Festival de musique de chambreLes Musicales d’Épalinges, havre du classique
Le pianiste Cédric Pescia a trouvé un nouveau lieu pour jouer avec ses amis. À la grande salle palinzarde du 7 au 12 mars.

Faire de la musique une promesse d’échanges entre public et musiciens, mais aussi entre les musiciens eux-mêmes, telle a toujours été la quête de Cédric Pescia. Afin d’échapper à la routine des récitals sautant d’une ville à l’autre, le pianiste vaudois basé à Berlin s’est fait programmateur pour créer un espace privilégié offrant une autre logique. De partage plutôt que de consommation. D’exploration et d’approfondissement plutôt que de copier-coller. Ce sera à nouveau le cas à Épalinges du 7 au 12 mars.
Pendant quinze longues années, Cédric Pescia avait pu accueillir au TKM de Renens ses rencontres à l’enseigne d’Ensemble en Scène. La collaboration entre le pianiste vaudois et Omar Porras, le directeur du théâtre, ayant pris fin, la manifestation s’est retrouvée un moment sans domicile fixe. Quelques concerts isolés ont pu être organisés ces deux dernières années à la Salle Paderewski de Lausanne. Mais ce lieu très sollicité ne pouvait pas convenir à la forme compacte chère à l’interprète, lequel conçoit son festival comme une «suite logique», avec ou sans fil conducteur.
Avec son comité, Cédric Pescia s’est donné le temps pour dénicher le lieu idéal. «Nous avons beaucoup cherché, et ce n’était pas facile de trouver un lieu accueillant et accessible, fait remarquer Jean-Michel Pittet, le fidèle agent, imprésario et organisateur du pianiste. Nous avons même pensé faire un festival itinérant, à la manière de la Guilde de la musique de chambre. Mais cela complique énormément la logistique et la communication.»
«Quand j’ai remis les pieds dans la salle, je me suis souvenu y avoir joué l’un de mes premiers concerts, à l’âge de 12 ans.»
Épalinges est soudain apparu comme cet eldorado un peu caché que le tandem Pescia-Pittet n’avait pas identifié. «La salle de spectacle convient tout à fait à nos envies, la Municipalité est enchantée et soutient notre projet, qui enrichit l’activité culturelle locale, mais aussi celle de l’agglomération lausannoise», fait remarquer la cheville ouvrière du festival. «Quand j’ai remis les pieds dans la salle de spectacle, je me suis souvenu y avoir joué l’un de mes premiers concerts, à l’âge de 12 ans, complète Cédric Pescia. J’accompagnais un chœur et on m’avait offert la possibilité de jouer une pièce solo. Ça devait être une petite sonate de Mozart.»

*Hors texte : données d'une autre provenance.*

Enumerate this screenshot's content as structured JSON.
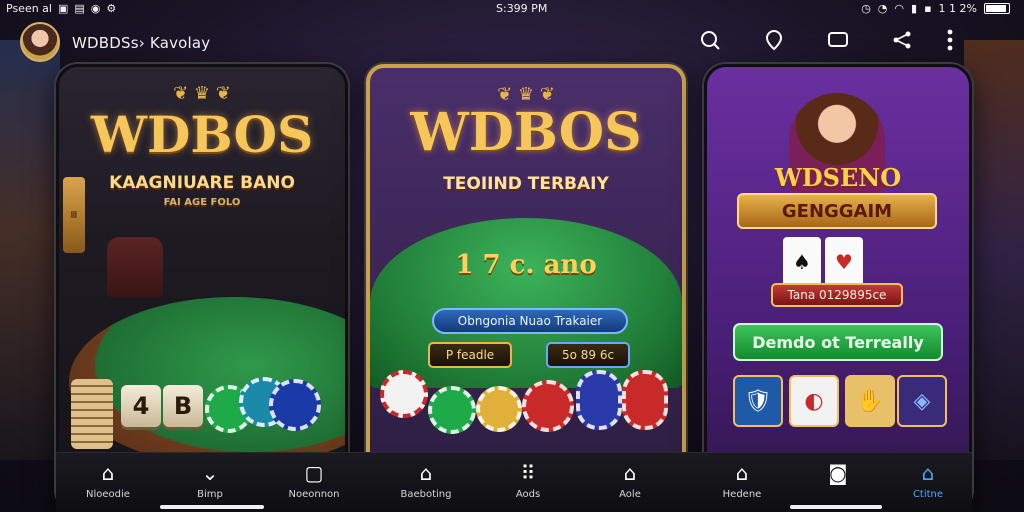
{
  "status_bar": {
    "left_text": "Pseen al",
    "time": "S:399 PM",
    "battery": "1 1 2%"
  },
  "app_bar": {
    "title": "WDBDSs› Kavolay"
  },
  "phone_1": {
    "brand": "WDBOS",
    "tagline": "KAAGNIUARE BANO",
    "subtag": "FAI AGE FOLO",
    "dice": [
      "4",
      "B"
    ]
  },
  "phone_2": {
    "brand": "WDBOS",
    "tagline": "TEOIIND TERBAIY",
    "odds": "1 7 c. ano",
    "banner": "Obngonia Nuao Trakaier",
    "pill_left": "P feadle",
    "pill_right": "5o 89 6c"
  },
  "phone_3": {
    "brand": "WDSENO",
    "banner": "GENGGAIM",
    "promo": "Tana 0129895ce",
    "cta": "Demdo ot Terreally"
  },
  "nav": {
    "items": [
      {
        "label": "Nloeodie",
        "icon": "home-icon"
      },
      {
        "label": "Bimp",
        "icon": "chevron-down-icon"
      },
      {
        "label": "Noeonnon",
        "icon": "frame-icon"
      },
      {
        "label": "Baeboting",
        "icon": "house-icon"
      },
      {
        "label": "Aods",
        "icon": "dots-icon"
      },
      {
        "label": "Aole",
        "icon": "shop-icon"
      },
      {
        "label": "Hedene",
        "icon": "home-icon"
      },
      {
        "label": "",
        "icon": "camera-icon"
      },
      {
        "label": "Ctitne",
        "icon": "store-icon"
      }
    ]
  },
  "colors": {
    "accent_gold": "#f6c65a",
    "accent_green": "#2f9a4a",
    "active_blue": "#4aa8ff"
  }
}
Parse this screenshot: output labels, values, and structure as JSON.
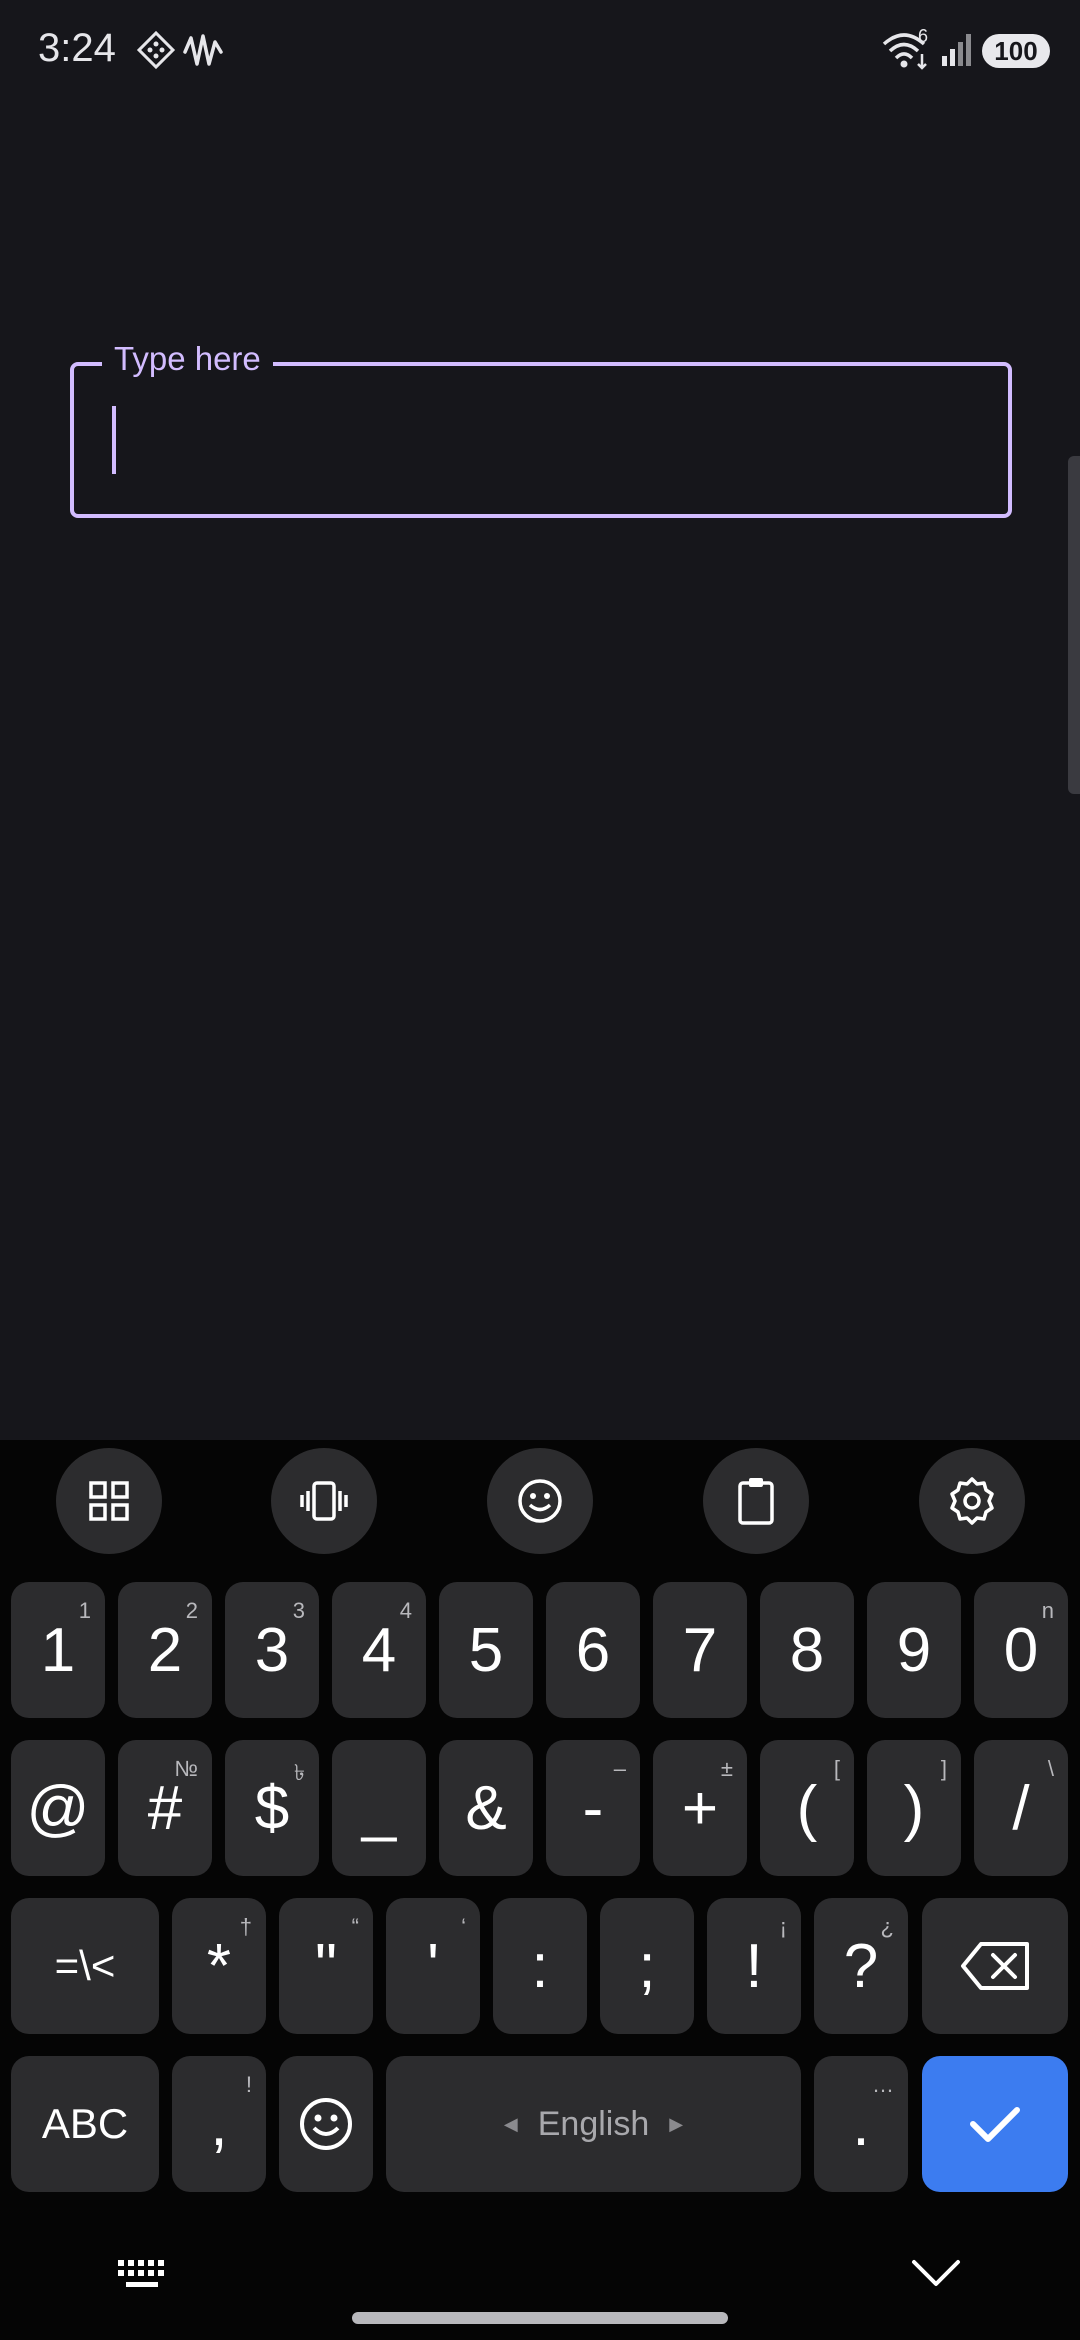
{
  "status": {
    "time": "3:24",
    "network_badge": "6",
    "battery": "100",
    "icons": [
      "accessibility-icon",
      "sound-wave-icon",
      "wifi-icon",
      "signal-icon"
    ]
  },
  "field": {
    "label": "Type here",
    "value": ""
  },
  "toolbar": {
    "items": [
      "grid-icon",
      "vibrate-icon",
      "emoji-icon",
      "clipboard-icon",
      "settings-icon"
    ]
  },
  "keyboard": {
    "row1": [
      {
        "main": "1",
        "sub": "1"
      },
      {
        "main": "2",
        "sub": "2"
      },
      {
        "main": "3",
        "sub": "3"
      },
      {
        "main": "4",
        "sub": "4"
      },
      {
        "main": "5",
        "sub": ""
      },
      {
        "main": "6",
        "sub": ""
      },
      {
        "main": "7",
        "sub": ""
      },
      {
        "main": "8",
        "sub": ""
      },
      {
        "main": "9",
        "sub": ""
      },
      {
        "main": "0",
        "sub": "n"
      }
    ],
    "row2": [
      {
        "main": "@",
        "sub": ""
      },
      {
        "main": "#",
        "sub": "№"
      },
      {
        "main": "$",
        "sub": "৳"
      },
      {
        "main": "_",
        "sub": ""
      },
      {
        "main": "&",
        "sub": ""
      },
      {
        "main": "-",
        "sub": "–"
      },
      {
        "main": "+",
        "sub": "±"
      },
      {
        "main": "(",
        "sub": "["
      },
      {
        "main": ")",
        "sub": "]"
      },
      {
        "main": "/",
        "sub": "\\"
      }
    ],
    "row3": [
      {
        "main": "=\\<",
        "sub": ""
      },
      {
        "main": "*",
        "sub": "†"
      },
      {
        "main": "\"",
        "sub": "“"
      },
      {
        "main": "'",
        "sub": "‘"
      },
      {
        "main": ":",
        "sub": ""
      },
      {
        "main": ";",
        "sub": ""
      },
      {
        "main": "!",
        "sub": "¡"
      },
      {
        "main": "?",
        "sub": "¿"
      }
    ],
    "abc": "ABC",
    "comma": {
      "main": ",",
      "sub": "!"
    },
    "language": "English",
    "period": {
      "main": ".",
      "sub": "…"
    }
  },
  "colors": {
    "accent": "#d2bcff",
    "key": "#2c2c2e",
    "enter": "#3c7cf0",
    "background": "#16161b"
  }
}
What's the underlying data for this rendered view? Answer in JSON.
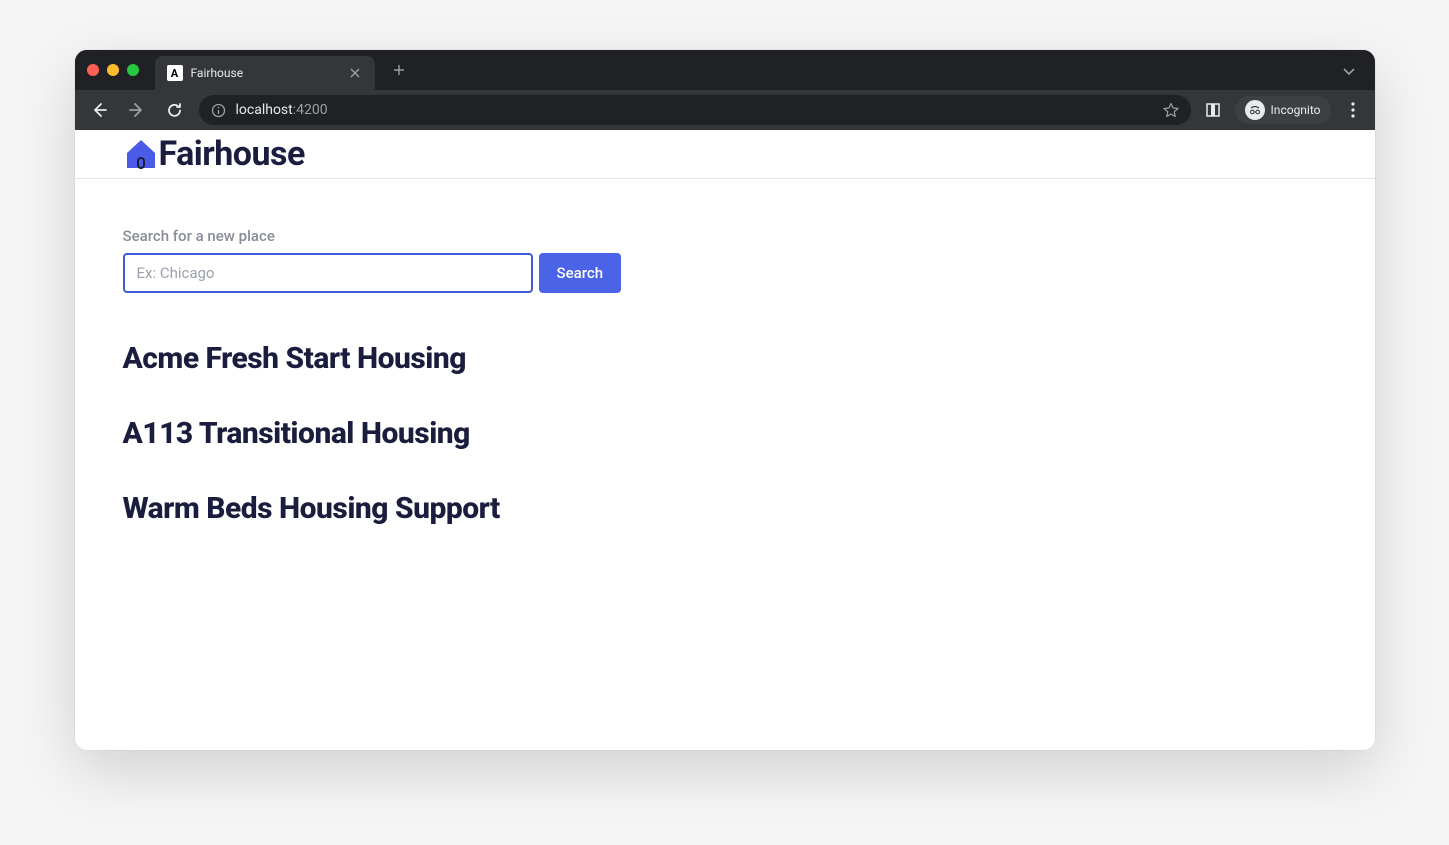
{
  "browser": {
    "tab_title": "Fairhouse",
    "tab_favicon_letter": "A",
    "url_host": "localhost",
    "url_port": ":4200",
    "incognito_label": "Incognito"
  },
  "app": {
    "brand": "Fairhouse"
  },
  "search": {
    "label": "Search for a new place",
    "placeholder": "Ex: Chicago",
    "button": "Search"
  },
  "listings": [
    {
      "title": "Acme Fresh Start Housing"
    },
    {
      "title": "A113 Transitional Housing"
    },
    {
      "title": "Warm Beds Housing Support"
    }
  ]
}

Miser sur Épalinges offre de multiples avantages à Ensemble en Scène, à commencer par une salle appréciée pour son acoustique. Le Sinfonietta et l’OCL y répètent régulièrement. Une petite saison culturelle est animée par la Commune, qui se trouve magnifiquement enrichie sur le versant classique en mars par la proposition de Cédric, alors qu’elle connaît déjà une certaine aura à travers le 1066 Festival en automne, ouvert sur les musiques d’ailleurs.
Cédric Pescia aime les cycles, les œuvres au long cours, les intégrales. «Avec «L’art de la fugue» de Bach, les «Sonates et interludes» de John Cage, j’aime énormément m’installer dans un long voyage, qui demande une certaine collaboration du public, même s’il y a des moments de lassitude aussi.» Cette semaine, le pianiste propose plusieurs de ces plongées dans un univers.
Requiem pour un glacier
Il y aura le vaste et redoutable «Trio» de Tchaïkovski, composé en hommage à son ami musicien Nikolaï Rubinstein. Mais l’interprétation de ce trio tragique convoquera cette fois une autre forme de disparition, celle des glaciers, à travers l’oraison funèbre du glacier Okjökull écrite par l’écrivain islandais Andri Snaer Magnason en 2019. Cédric Pescia et son épouse, Nurit Stark, arpenteront les austères chemins de «For John Cage» de Morton Feldman: «Il s’agit d’une longue pièce murmurée écrite sur deux portées, l’une pour le violon, l’autre pour le piano. Dans toute la littérature, je n’ai jamais vu quelque chose d’aussi intriqué pour des instruments si différents.»
Le festival se terminera par un dimanche entièrement consacré aux pages pianistiques de la dernière année de vie de Schubert. En tandem avec Philippe Cassard, Cédric Pescia se répartit les trois ultimes sonates, les «Klavierstücke» et les pièces à quatre mains, tout aussi sublimes: «Une musique visionnaire, qui voit dans le temps et l’espace, et qui appartient à d’autres sphères.»